Inside Halff 08-25-2020
The Down Syndrome Association of Houston (DSAH) does everything in its power to change perception. In a world where people generally express sorrow for the birth of a child with Down syndrome, DSAH celebrates it. The organization congratulates parents with reassurance and passion.
The Halff Community Initiative’s recent monetary donation to DSAH was extra special for Land and Site Development Senior Designer Amanda Yarbrough because her adopted son, Dawson, is inflicted with the genetic chromosome disorder.
Amanda has dealt with the pendulum of emotions any Down syndrome parent experiences. She wanted to give a first-person account of her journey thus far:
What can I say about my baby boy, Dawson? I wouldn’t change a thing about him!
When I sought to adopt a child via foster care, I did not intend to adopt a child with special needs. In fact, I even checked “no” to the question about cognitive disabilities on the foster parent questionnaire. I thought, as a single-working parent, I would not be able to juggle it all.
Like many parents of children who have Down syndrome, his diagnosis was a shock to me.
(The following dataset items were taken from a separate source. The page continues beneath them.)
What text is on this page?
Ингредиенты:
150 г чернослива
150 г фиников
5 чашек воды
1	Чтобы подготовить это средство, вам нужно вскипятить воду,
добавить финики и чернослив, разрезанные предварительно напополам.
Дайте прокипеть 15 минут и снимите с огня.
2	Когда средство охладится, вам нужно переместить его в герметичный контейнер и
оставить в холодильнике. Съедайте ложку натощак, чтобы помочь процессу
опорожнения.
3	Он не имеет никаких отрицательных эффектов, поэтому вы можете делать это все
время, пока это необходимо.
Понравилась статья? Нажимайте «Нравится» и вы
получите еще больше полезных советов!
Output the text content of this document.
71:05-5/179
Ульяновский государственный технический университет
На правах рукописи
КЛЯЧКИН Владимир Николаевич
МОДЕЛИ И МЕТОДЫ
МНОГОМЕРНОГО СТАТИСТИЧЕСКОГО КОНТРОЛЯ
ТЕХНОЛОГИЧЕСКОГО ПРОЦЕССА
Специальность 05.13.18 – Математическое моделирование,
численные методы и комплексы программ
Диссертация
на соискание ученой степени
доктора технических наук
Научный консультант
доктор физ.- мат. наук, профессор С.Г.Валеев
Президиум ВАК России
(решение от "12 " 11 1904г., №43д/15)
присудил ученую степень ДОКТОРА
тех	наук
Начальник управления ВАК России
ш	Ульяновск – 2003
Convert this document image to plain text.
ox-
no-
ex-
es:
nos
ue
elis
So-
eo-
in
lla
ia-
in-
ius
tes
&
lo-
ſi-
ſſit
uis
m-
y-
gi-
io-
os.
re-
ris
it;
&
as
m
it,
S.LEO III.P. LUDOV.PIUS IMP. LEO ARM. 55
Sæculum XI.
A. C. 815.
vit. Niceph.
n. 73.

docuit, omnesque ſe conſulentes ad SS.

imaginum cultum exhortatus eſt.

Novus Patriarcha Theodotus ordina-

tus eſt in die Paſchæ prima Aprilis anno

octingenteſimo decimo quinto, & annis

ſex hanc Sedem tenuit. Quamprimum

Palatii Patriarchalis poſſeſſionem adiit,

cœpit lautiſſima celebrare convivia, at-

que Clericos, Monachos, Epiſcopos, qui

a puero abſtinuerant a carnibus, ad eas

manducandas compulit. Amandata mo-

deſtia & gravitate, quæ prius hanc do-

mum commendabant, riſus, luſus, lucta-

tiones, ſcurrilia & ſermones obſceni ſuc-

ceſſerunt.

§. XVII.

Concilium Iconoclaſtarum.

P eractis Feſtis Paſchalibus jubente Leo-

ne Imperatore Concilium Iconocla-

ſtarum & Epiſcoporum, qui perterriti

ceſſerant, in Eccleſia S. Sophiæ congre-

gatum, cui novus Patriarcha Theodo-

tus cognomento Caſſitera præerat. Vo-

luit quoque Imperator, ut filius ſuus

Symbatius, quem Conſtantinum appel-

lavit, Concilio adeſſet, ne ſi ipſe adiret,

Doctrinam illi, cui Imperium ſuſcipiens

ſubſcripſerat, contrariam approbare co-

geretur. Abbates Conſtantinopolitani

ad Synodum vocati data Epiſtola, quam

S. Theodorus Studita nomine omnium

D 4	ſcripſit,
I was told during his first checkup. The student doctor asked me, “Have you had any issues with regard to trisomy 21?”
I responded, “I don’t know what that is. What should I watch for?” He explained to me it was also known as Down syndrome. I was immediately filled with anxiety and fear.
The shock and concern for this tiny baby boy I had just met and already loved as my own son was apparently written all over my face. When the attending doctor came, she reassured me Dawson would not need a stay-at-home mom. What he needed was a mom who would fight for him, adding that I was the right mom for the job. I was afraid to tell my employer for fear of repercussions (which was not Halff at that time), and was even afraid to tell my family. I worried that they would reject him and criticize me for choosing to keep him.
DSAH sent me information, which helped me learn more about Down syndrome. They provided reassurance. Days turned into months, and months turned into years.
Dawson is mostly non-verbal, but he says the important things like the dog’s name (“Piper”), “puppy,” “ball” and “momma.” He loves cars, balls and sports. He loves exploring, learning new things, watching Bubble Guppies, playing games on his tablet and stealing my phone. He can pull up his game faster than I can!
He loves making his teachers and therapists think he doesn’t know what they are asking of him—until no one is watching. Then, he does exactly what they explained. All by himself. He then shows his classmates who may be struggling exactly how to do it. His favorite thing is a round of applause from anyone who sees him accomplishing things.
Dawson is not always happy, yet he brings me great joy and is teaching me to be a better human being!
Sure, he has special needs, but God knew I needed someone as special as him in my life!